Pelaku akan merasa puas atau mendapatkan semacam kenikmatan ketika ia telah berhasil merendahkan orang lain secara seksual. Rasa puas atau semacam kenikmatan setelah melakukan pelecehan seksual adalah ekspresi setelah melakukan hal tersebut, terlebih jika hal ini dilakukannya secara berulang-ulang.

2. Memiliki penyimpangan atau kelainan.

Menurut Psikolog Forensik UGM, Prof Koentjoro, pelaku begal payudara bisa saja memiliki penyimpangan atau kelainan. Namun, jika dikategorikan, penyimpangan yang dimiliki masih dalam tahap yang kecil. Itu pula yang menyebabkan penyimpangan tersebut tidak diketahui banyak orang.
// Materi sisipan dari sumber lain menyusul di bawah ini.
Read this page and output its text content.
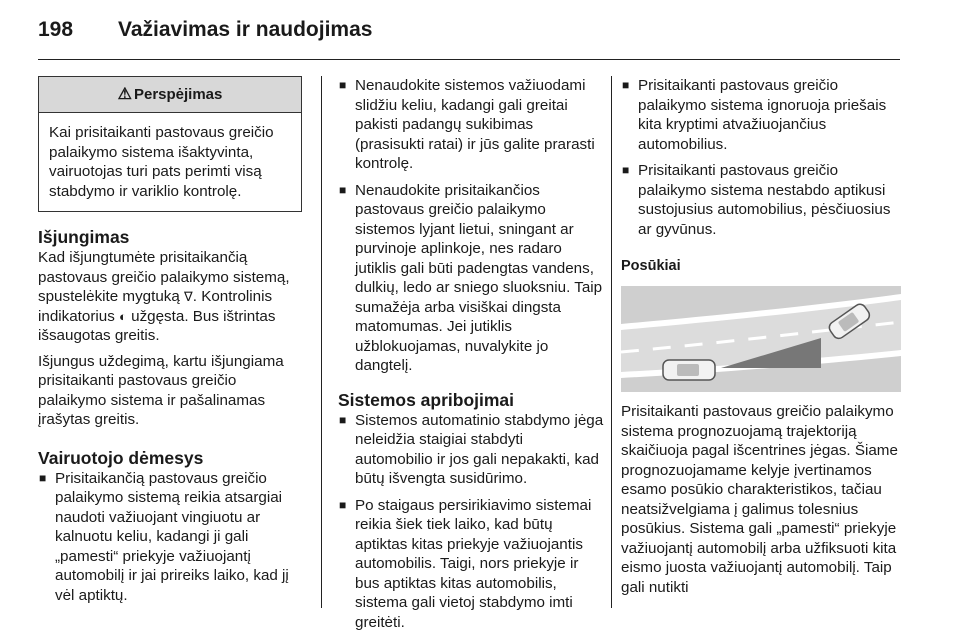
198 Važiavimas ir naudojimas
⚠ Perspėjimas
Kai prisitaikanti pastovaus greičio palaikymo sistema išaktyvinta, vairuotojas turi pats perimti visą stabdymo ir variklio kontrolę.
Išjungimas

Kad išjungtumėte prisitaikančią pastovaus greičio palaikymo sistemą, spustelėkite mygtuką ∇. Kontrolinis indikatorius ◐ užgęsta. Bus ištrintas išsaugotas greitis.

Išjungus uždegimą, kartu išjungiama prisitaikanti pastovaus greičio palaikymo sistema ir pašalinamas įrašytas greitis.

Vairuotojo dėmesys
■ Prisitaikančią pastovaus greičio palaikymo sistemą reikia atsargiai naudoti važiuojant vingiuotu ar kalnuotu keliu, kadangi ji gali „pamesti“ priekyje važiuojantį automobilį ir jai prireiks laiko, kad jį vėl aptiktų.
■ Nenaudokite sistemos važiuodami slidžiu keliu, kadangi gali greitai pakisti padangų sukibimas (prasisukti ratai) ir jūs galite prarasti kontrolę.
■ Nenaudokite prisitaikančios pastovaus greičio palaikymo sistemos lyjant lietui, sningant ar purvinoje aplinkoje, nes radaro jutiklis gali būti padengtas vandens, dulkių, ledo ar sniego sluoksniu. Taip sumažėja arba visiškai dingsta matomumas. Jei jutiklis užblokuojamas, nuvalykite jo dangtelį.
Sistemos apribojimai
■ Sistemos automatinio stabdymo jėga neleidžia staigiai stabdyti automobilio ir jos gali nepakakti, kad būtų išvengta susidūrimo.
■ Po staigaus persirikiavimo sistemai reikia šiek tiek laiko, kad būtų aptiktas kitas priekyje važiuojantis automobilis. Taigi, nors priekyje ir bus aptiktas kitas automobilis, sistema gali vietoj stabdymo imti greitėti.
■ Prisitaikanti pastovaus greičio palaikymo sistema ignoruoja priešais kita kryptimi atvažiuojančius automobilius.
■ Prisitaikanti pastovaus greičio palaikymo sistema nestabdo aptikusi sustojusius automobilius, pėsčiuosius ar gyvūnus.
Posūkiai

Prisitaikanti pastovaus greičio palaikymo sistema prognozuojamą trajektoriją skaičiuoja pagal išcentrines jėgas. Šiame prognozuojamame kelyje įvertinamos esamo posūkio charakteristikos, tačiau neatsižvelgiama į galimus tolesnius posūkius. Sistema gali „pamesti“ priekyje važiuojantį automobilį arba užfiksuoti kita eismo juosta važiuojantį automobilį. Taip gali nutikti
Sehingga, mengenai hal ini tetap perlu diperiksa lebih lanjut.

3. Adanya wewenang maskulin (masculine entitlement).

Beberapa penelitian menjelaskan bahwa mengapa para pelaku pelecehan melakukan hal tersebut adalah karena mereka merasa memiliki "wewenang maskulin"(masculine entitlement). Menurut Logan (2013), dengan merasa memiliki wewenang maskulin, para peleceh menganggap pelecehan itu merupakan sifat alamiah manusia dan sebagai wujud ketertarikan seksual yang tak berbahaya. Rasa wewenang maskulin juga membentuk sikap peleceh yang ingin mempermalukan, mengontrol, meneror, atau menyerang targetnya.

Adanya perlakuan yang tidak menyenangkan daripelaku pelecehanini tentunya akan berdampak pada korban. Tak main-main, dampak ini dapat berpengaruh pada psikologis, sosial, serta fisiologis korban. Selain itu, walaupun korban pelecehan seksual khususnya begal payudara jarang ada korban secara fisik (luka), namun tindakan ini tidak dimungkiri bisa mengganggu mental korban. Untuk itu, korban disarankan dapat melakukan konsultasi kepada pihak yang kompeten, seperti ke psikolog atau psikiater untuk mendapatkan layanan. Korban juga diharapkan untuk melapor kepada pihak kepolisian pada unit PPPA yang akan dilayani oleh petugas polisi perempuan. Adanya laporan ini agar petugas kepolisian bisa lebih mudah untuk melacak dan mengidentifikasi pelaku. Sehingga, diharapkan akan ada tindakan tegas pada pelaku dan selanjutnya pelaku bisa mendapat sanksi atau penanganan lain sesuai perbuatan yang telah dilakukan.